CC: “Don’t expect to build up the weak by pulling down the strong… Wealth comes from industry and from the hard experience of human toil. To dissipate it in waste and extravagance is disloyalty to humanity… There is no dignity quite so impressive, and no independence quite so important, as living within your means.”
FDR: “Taxes shall be levied according to ability to pay… Over ninety percent of all national deficits from 1921 to 1939 were caused by payments for past, present, and future wars…The test of our progress is not whether we add more to the abundance of those who have much; it is whether we provide enough for those who have little.”

Will: What is the proper role of religion in America? In our government?
FDR: “I am a Christian and a Democrat, that’s all. Whoever seeks to set one religion against another seeks to destroy all religion… Physical strength can never permanently withstand the impact of spiritual force. ”

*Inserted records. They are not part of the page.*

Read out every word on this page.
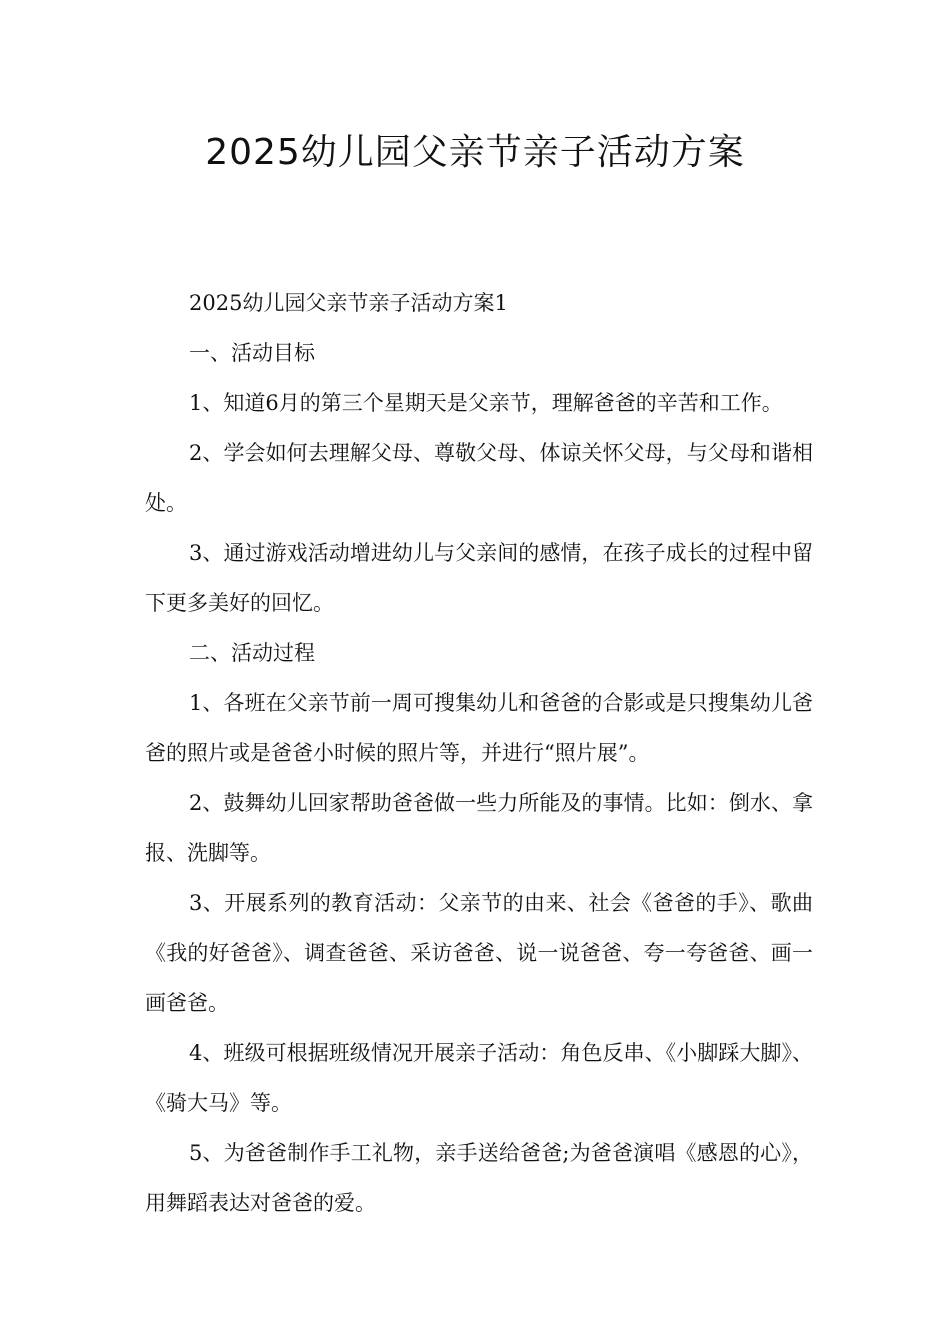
2025幼儿园父亲节亲子活动方案

2025幼儿园父亲节亲子活动方案1

一、活动目标

1、知道6月的第三个星期天是父亲节，理解爸爸的辛苦和工作。

2、学会如何去理解父母、尊敬父母、体谅关怀父母，与父母和谐相处。

3、通过游戏活动增进幼儿与父亲间的感情，在孩子成长的过程中留下更多美好的回忆。

二、活动过程

1、各班在父亲节前一周可搜集幼儿和爸爸的合影或是只搜集幼儿爸爸的照片或是爸爸小时候的照片等，并进行“照片展”。

2、鼓舞幼儿回家帮助爸爸做一些力所能及的事情。比如：倒水、拿报、洗脚等。

3、开展系列的教育活动：父亲节的由来、社会《爸爸的手》、歌曲《我的好爸爸》、调查爸爸、采访爸爸、说一说爸爸、夸一夸爸爸、画一画爸爸。

4、班级可根据班级情况开展亲子活动：角色反串、《小脚踩大脚》、《骑大马》等。

5、为爸爸制作手工礼物，亲手送给爸爸;为爸爸演唱《感恩的心》，用舞蹈表达对爸爸的爱。
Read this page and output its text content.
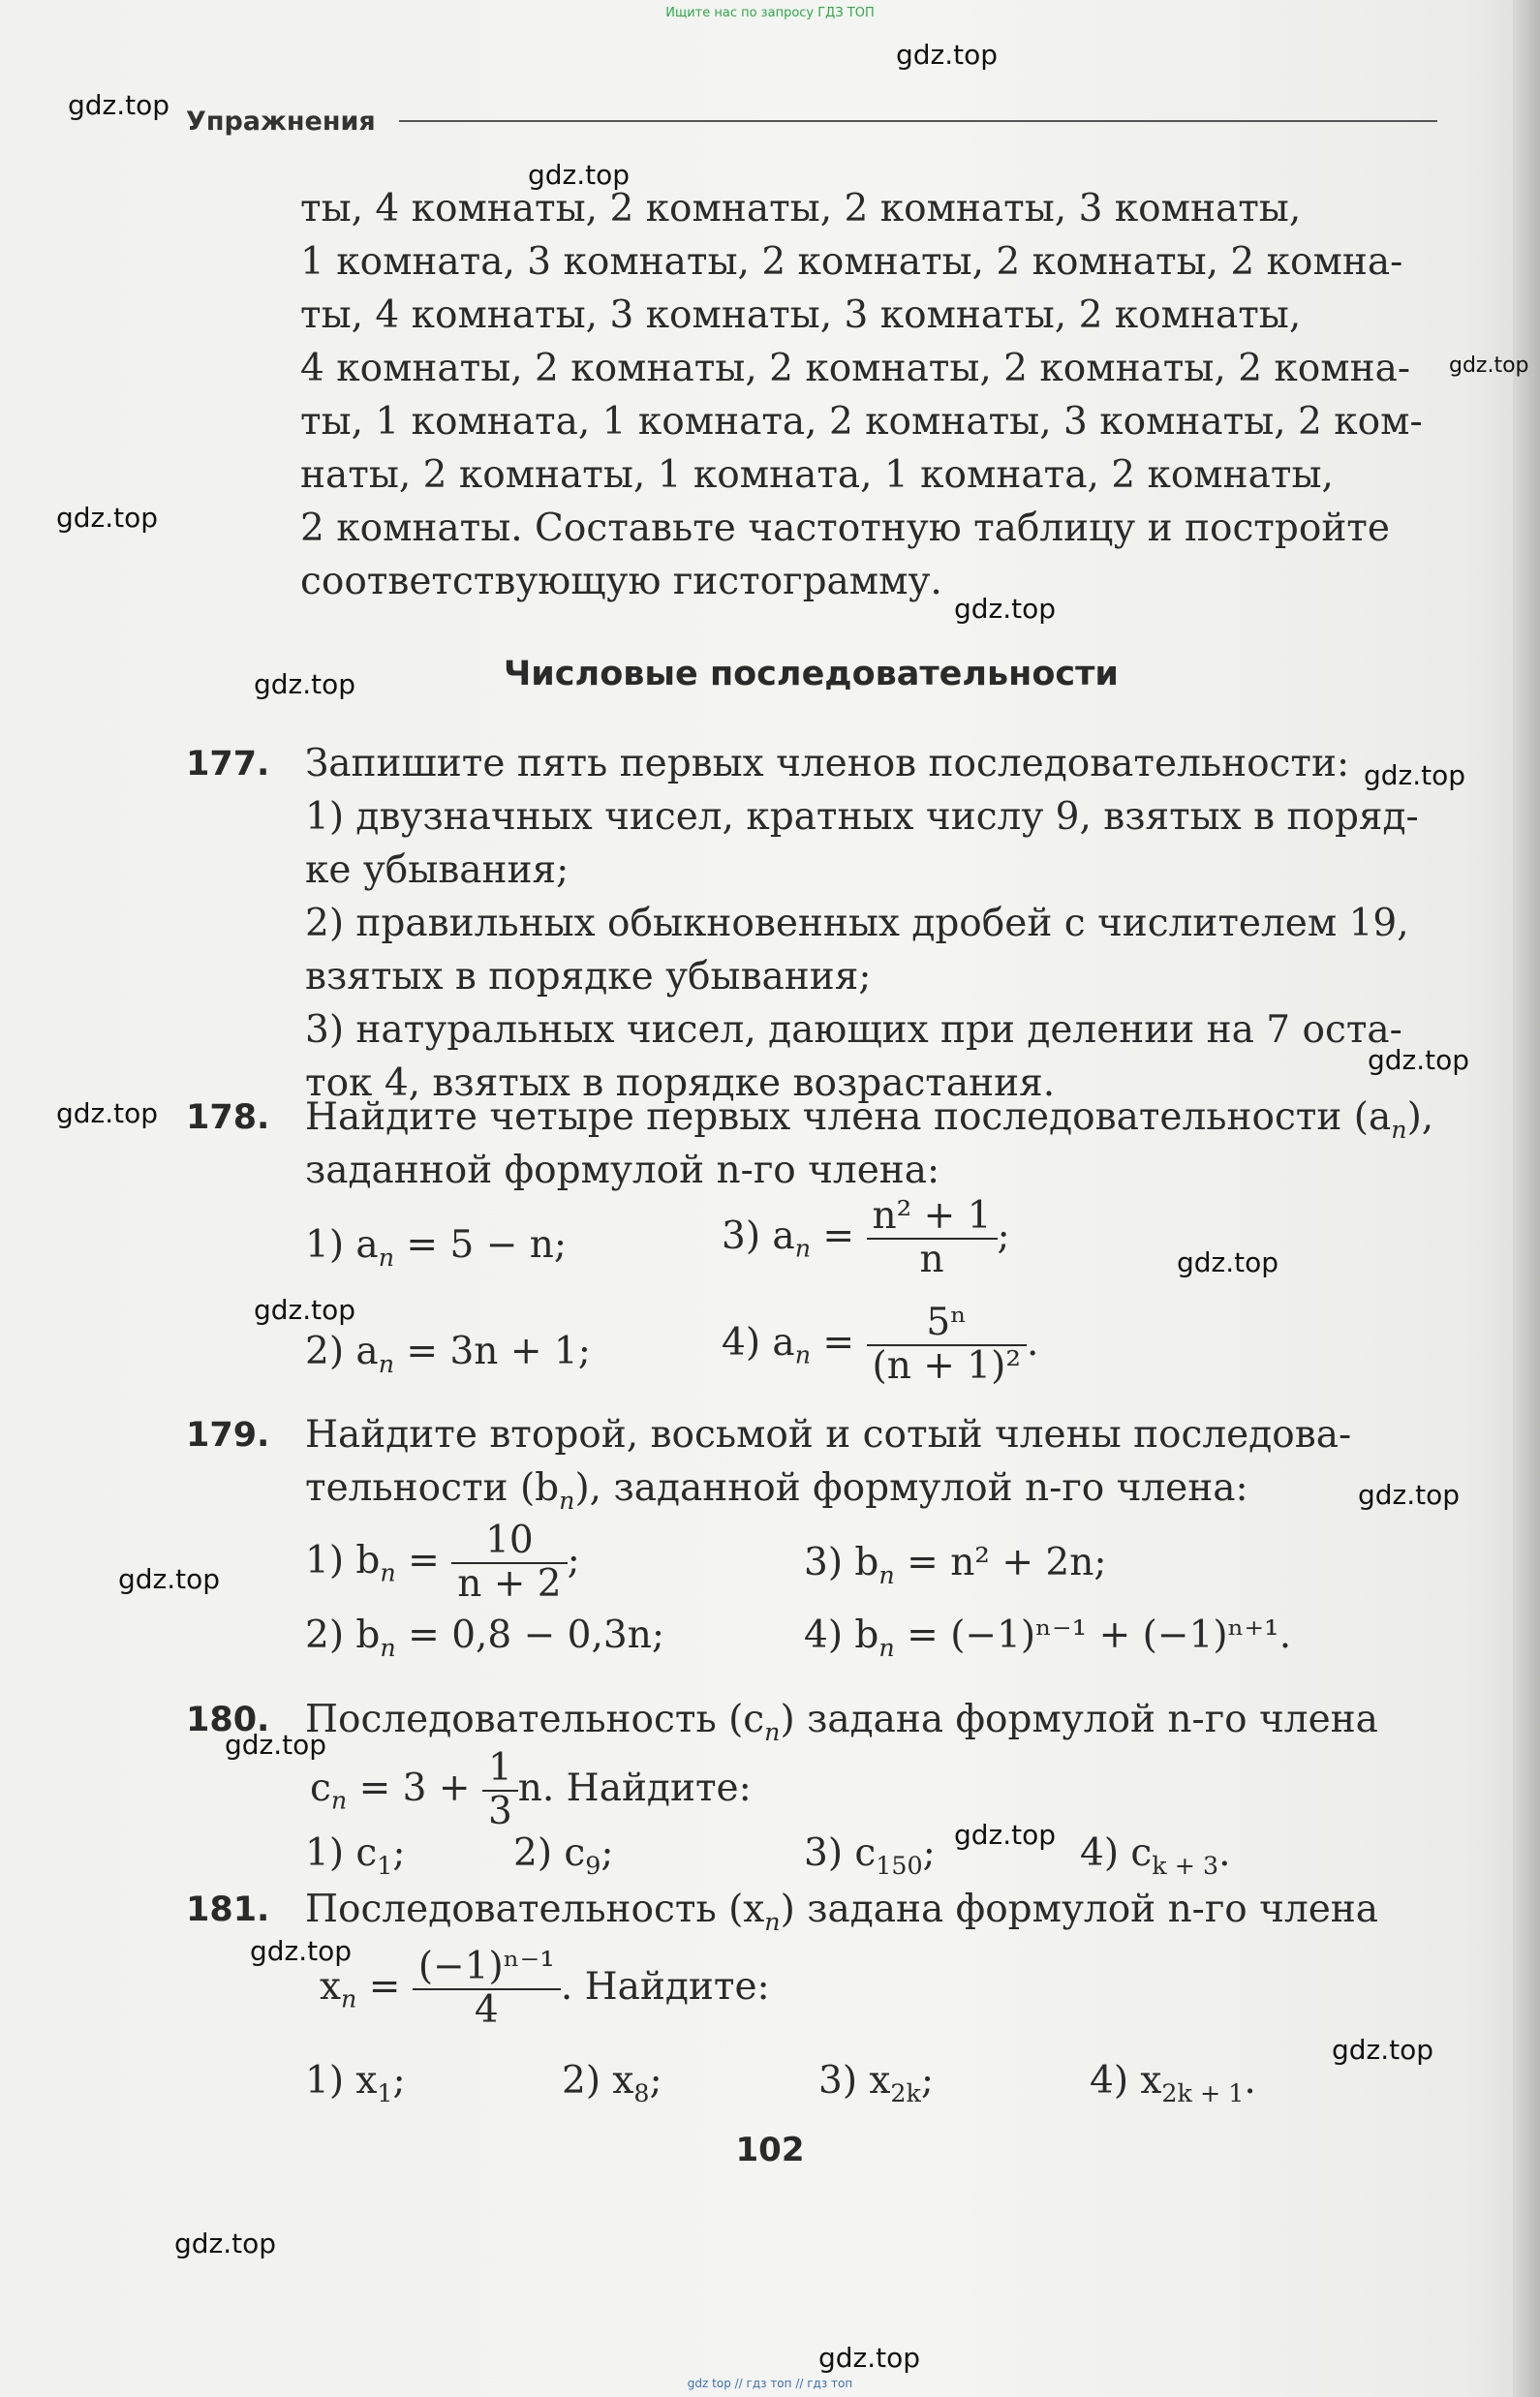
Ищите нас по запросу ГДЗ ТОП
gdz.top
gdz.top
gdz.top
gdz.top
gdz.top
gdz.top
gdz.top
gdz.top
gdz.top
gdz.top
gdz.top
gdz.top
gdz.top
gdz.top
gdz.top
gdz.top
gdz.top
gdz.top
gdz.top
gdz.top
Упражнения
ты, 4 комнаты, 2 комнаты, 2 комнаты, 3 комнаты,
1 комната, 3 комнаты, 2 комнаты, 2 комнаты, 2 комна-
ты, 4 комнаты, 3 комнаты, 3 комнаты, 2 комнаты,
4 комнаты, 2 комнаты, 2 комнаты, 2 комнаты, 2 комна-
ты, 1 комната, 1 комната, 2 комнаты, 3 комнаты, 2 ком-
наты, 2 комнаты, 1 комната, 1 комната, 2 комнаты,
2 комнаты. Составьте частотную таблицу и постройте
соответствующую гистограмму.
Числовые последовательности
177. Запишите пять первых членов последовательности:
1) двузначных чисел, кратных числу 9, взятых в поряд-
ке убывания;
2) правильных обыкновенных дробей с числителем 19,
взятых в порядке убывания;
3) натуральных чисел, дающих при делении на 7 оста-
ток 4, взятых в порядке возрастания.
178. Найдите четыре первых члена последовательности $(a_n)$,
заданной формулой n-го члена:
1) $a_n = 5 - n$;	3) $a_n = \frac{\text{n² + 1}}{n}$ ;
2) $a_n = 3n + 1$;	4) $a_n = \frac{\text{5ⁿ}}{\text{(n + 1)²}}$ .
179. Найдите второй, восьмой и сотый члены последова-
тельности $(b_n)$, заданной формулой n-го члена:
1) $b_n = \frac{10}{n + 2}$ ;	3) $b_n = n^2 + 2n$;
2) $b_n = 0,8 - 0,3n$;	4) $b_n = (-1)^{n-1} + (-1)^{n+1}$.
180. Последовательность $(c_n)$ задана формулой n-го члена
$c_n = 3 + \frac{1}{3} n$. Найдите:
1) $c_1$;	2) $c_9$;	3) $c_{150}$;	4) $c_{k + 3}$.
181. Последовательность $(x_n)$ задана формулой n-го члена
$x_n = \frac{\text{(−1)ⁿ⁻¹}}{4}$ . Найдите:
1) $x_1$;	2) $x_8$;	3) $x_{2k}$;	4) $x_{2k + 1}$.
102
gdz top // гдз топ // гдз топ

CC: “Our government rests upon religion. It is from that source that we derive our reverence for truth and justice, for equality and liberality, and for the rights of mankind. Unless the people believe in these principles they cannot believe in our government… It is hard to see how a great man can be an atheist. Without the sustaining influence of faith in a divine power we could have little faith in ourselves.  ”

Will: Closing comments?
FDR: “When you get to the end of your rope, tie a knot and hang on.”
CC: “I want the people of America to be able to work less for the government and more for themselves.”